Desde hace más de 20 años oímos que en Honduras uno de los “frutos prohibidos” dentro de la concepción bíblica, lo representa la Empresa Nacional de Energía Eléctrica, la cual teniendo el monopolio estatal de la generación, distribución y suministro de energía eléctrica, se ha convertido en una empresa ruinosa que sistemáticamente comete desaciertos y tiene hipotecado al Estado, a la presente generación de hondureños y, al parecer, también a las futuras.
Tenemos una tendencia a atribuir, con razón, las causas de nuestras calamidades naturales al cambio climático, pero somos conscientes que no es la única. Junto a la causa que afecta a todo el planeta, en nuestro caso, después de las catástrofes sufridas en el valle de Sula, en la costa norte, en todo el país, con motivo de los huracanes y tormentas tropicales, no podemos ignorar que una de las causas fundamentales de nuestras calamidades es nuestra falta de prevención y de diligencia como país.

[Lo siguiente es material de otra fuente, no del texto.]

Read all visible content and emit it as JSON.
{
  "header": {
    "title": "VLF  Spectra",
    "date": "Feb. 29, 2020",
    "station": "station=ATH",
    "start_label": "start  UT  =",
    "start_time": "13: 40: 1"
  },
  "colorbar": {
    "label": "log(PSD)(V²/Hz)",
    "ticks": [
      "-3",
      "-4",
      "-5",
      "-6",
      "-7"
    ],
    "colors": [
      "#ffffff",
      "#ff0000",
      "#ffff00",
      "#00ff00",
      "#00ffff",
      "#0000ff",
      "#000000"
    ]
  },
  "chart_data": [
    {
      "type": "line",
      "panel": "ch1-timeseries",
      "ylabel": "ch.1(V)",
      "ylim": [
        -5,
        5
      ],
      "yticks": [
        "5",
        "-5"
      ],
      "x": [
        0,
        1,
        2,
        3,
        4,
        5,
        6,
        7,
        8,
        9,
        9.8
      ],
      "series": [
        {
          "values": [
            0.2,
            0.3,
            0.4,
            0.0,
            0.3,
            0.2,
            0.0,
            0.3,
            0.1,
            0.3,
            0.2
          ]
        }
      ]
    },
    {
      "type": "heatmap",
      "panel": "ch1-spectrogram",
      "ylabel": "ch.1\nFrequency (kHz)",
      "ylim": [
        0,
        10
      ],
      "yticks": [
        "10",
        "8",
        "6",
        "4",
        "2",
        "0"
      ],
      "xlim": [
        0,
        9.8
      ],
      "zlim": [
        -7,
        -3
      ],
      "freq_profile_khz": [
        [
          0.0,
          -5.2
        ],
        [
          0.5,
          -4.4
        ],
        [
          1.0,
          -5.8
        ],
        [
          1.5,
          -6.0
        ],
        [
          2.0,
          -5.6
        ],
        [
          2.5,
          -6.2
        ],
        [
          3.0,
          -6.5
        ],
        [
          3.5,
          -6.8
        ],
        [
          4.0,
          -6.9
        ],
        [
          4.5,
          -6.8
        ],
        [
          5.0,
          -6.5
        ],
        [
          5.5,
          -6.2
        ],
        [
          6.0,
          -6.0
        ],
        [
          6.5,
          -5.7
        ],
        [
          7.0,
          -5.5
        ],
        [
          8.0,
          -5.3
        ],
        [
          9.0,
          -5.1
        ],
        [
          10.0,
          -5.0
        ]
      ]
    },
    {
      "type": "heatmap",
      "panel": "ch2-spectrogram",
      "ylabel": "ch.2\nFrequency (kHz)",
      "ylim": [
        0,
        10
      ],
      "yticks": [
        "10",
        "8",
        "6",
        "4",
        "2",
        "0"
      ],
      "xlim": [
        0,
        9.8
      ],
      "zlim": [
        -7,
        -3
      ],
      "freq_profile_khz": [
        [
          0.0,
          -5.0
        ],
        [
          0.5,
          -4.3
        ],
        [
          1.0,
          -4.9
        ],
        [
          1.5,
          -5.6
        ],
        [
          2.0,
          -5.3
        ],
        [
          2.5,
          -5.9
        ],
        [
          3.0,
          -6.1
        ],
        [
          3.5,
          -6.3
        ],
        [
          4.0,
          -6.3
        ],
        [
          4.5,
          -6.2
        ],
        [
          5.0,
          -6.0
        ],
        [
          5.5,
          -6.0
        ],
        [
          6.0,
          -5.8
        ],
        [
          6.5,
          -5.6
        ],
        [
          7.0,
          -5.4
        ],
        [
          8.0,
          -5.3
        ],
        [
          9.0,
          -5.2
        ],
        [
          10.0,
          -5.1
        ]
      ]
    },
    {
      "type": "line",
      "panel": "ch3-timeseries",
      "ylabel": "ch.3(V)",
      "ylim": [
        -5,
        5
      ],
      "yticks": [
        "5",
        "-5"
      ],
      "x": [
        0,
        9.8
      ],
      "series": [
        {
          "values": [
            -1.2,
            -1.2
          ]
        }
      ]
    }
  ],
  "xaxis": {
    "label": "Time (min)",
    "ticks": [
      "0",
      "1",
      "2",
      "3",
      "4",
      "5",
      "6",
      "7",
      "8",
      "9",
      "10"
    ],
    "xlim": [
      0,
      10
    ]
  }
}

Se han ensayado diversas modalidades de corregir los fallos de la ENEE, comenzando por las intervenciones de la empresa a lo largo de las diversas administraciones; hubo un momento en que se produjo la intervención de un jefe de Estado, pero luego se retiró del intento; se ha aprobado nueva legislación regulatoria, pero los resultados han sido magros o ineficaces.
El Fondo Monetario Internacional tiene en el tapete de sus conversaciones con los gobiernos, la necesidad y urgencia de que Honduras debe sanear las finanzas de la ENEE.
Los entendidos en temas de megaproyectos energéticos han asegurado que las represas que hoy se consideran urgentes para una eficiente generación de energía limpia, control de inundaciones, agua para consumo humano y riego, estaban proyectadas desde el gobierno del doctor Juan Manuel Gálvez, vale decir, desde hace más de 65 años. De esos proyectos, solo las represas de Cañaveral Río Lindo, Francisco Morazán y El Níspero se ejecutaron.
Antes que poner en ejecución las represas que habrían supuesto bondades para la vida, seguridad de la población y sus viviendas, para la agricultura con riego, la perdurabilidad de la infraestructura y la generación de energía limpia, al parecer ha prevalecido la tentación irresistible del “fruto prohibido”, impidiendo que los sucesivos gobiernos no hayan sabido o podido regir exitosamente una empresa monopólica como debería ser, con bajos costos, eficiencia ejemplar y generación de energía a precios que estimulen la inversión productiva en todos los campos para el desarrollo del país, y la construcción de represas que controlen las fuentes de las inundaciones catastróficas en el Valle de Sula.
Hoy, después de sufrir dos huracanes y depresiones tropicales consecutivas, en un período de 15 días, los más calificados especialistas en el manejo de cuencas hidrográficas, los ingenieros, arquitectos, economistas, sociólogos y financistas demandan que se construyan con el mayor sentido de urgencia las represas de Jicatuyo, El Tablón y Los Llanitos.
Nadie objeta ni discute que la necesidad es impostergable, si nos proponemos realmente prevenir otra catástrofe sobre la zona más productiva del país.
Pero, ¿quién las va a construir?, ¿cómo se van a financiar?, ¿cómo garantizar que los esfuerzos no se verán frustrados por la tentación irresistible del “fruto prohibido”?
Para mí hay una manera de satisfacer los anteriores interrogantes: que el Estado otorgue una concesión a una empresa europea, estadounidense o japonesa, o a un consorcio de prestigio mundial, con respaldo de bancos de desarrollo que garanticen la calidad de las obras y el tiempo de su ejecución, cumpliendo estándares de la Unión Europea, que son de los más estrictos en materia de leyes ambientales y una empresa supervisora también de calidad mundial.
El período de la concesión lo determinarían las partes, con asesoría especializada para Honduras, asegurando que la empresa ejecutora pueda pagar el costo financiero, el riesgo de la inversión más una ganancia razonable.
La concesionaria administraría y daría mantenimiento a las represas hidroeléctricas por ella construidas, vendería la energía a la ENEE y, cuando se ponga en ejecución lo previsto en la ley del sector eléctrico, le vendería energía limpia directamente al público, a la industria, iniciando una nueva etapa de mercado energético libre, con el que se rompería el monopolio estatal y las tentaciones del “fruto prohibido”. El consumidor podría escoger al proveedor que le dé mejor servicio a menor precio, como ha ocurrido en otros países vecinos.
Si como país lográramos coronar un proyecto como el sugerido, quizás no volveríamos a ver obras tan ruinosas, en el costo y el tiempo, como la de Patuca III.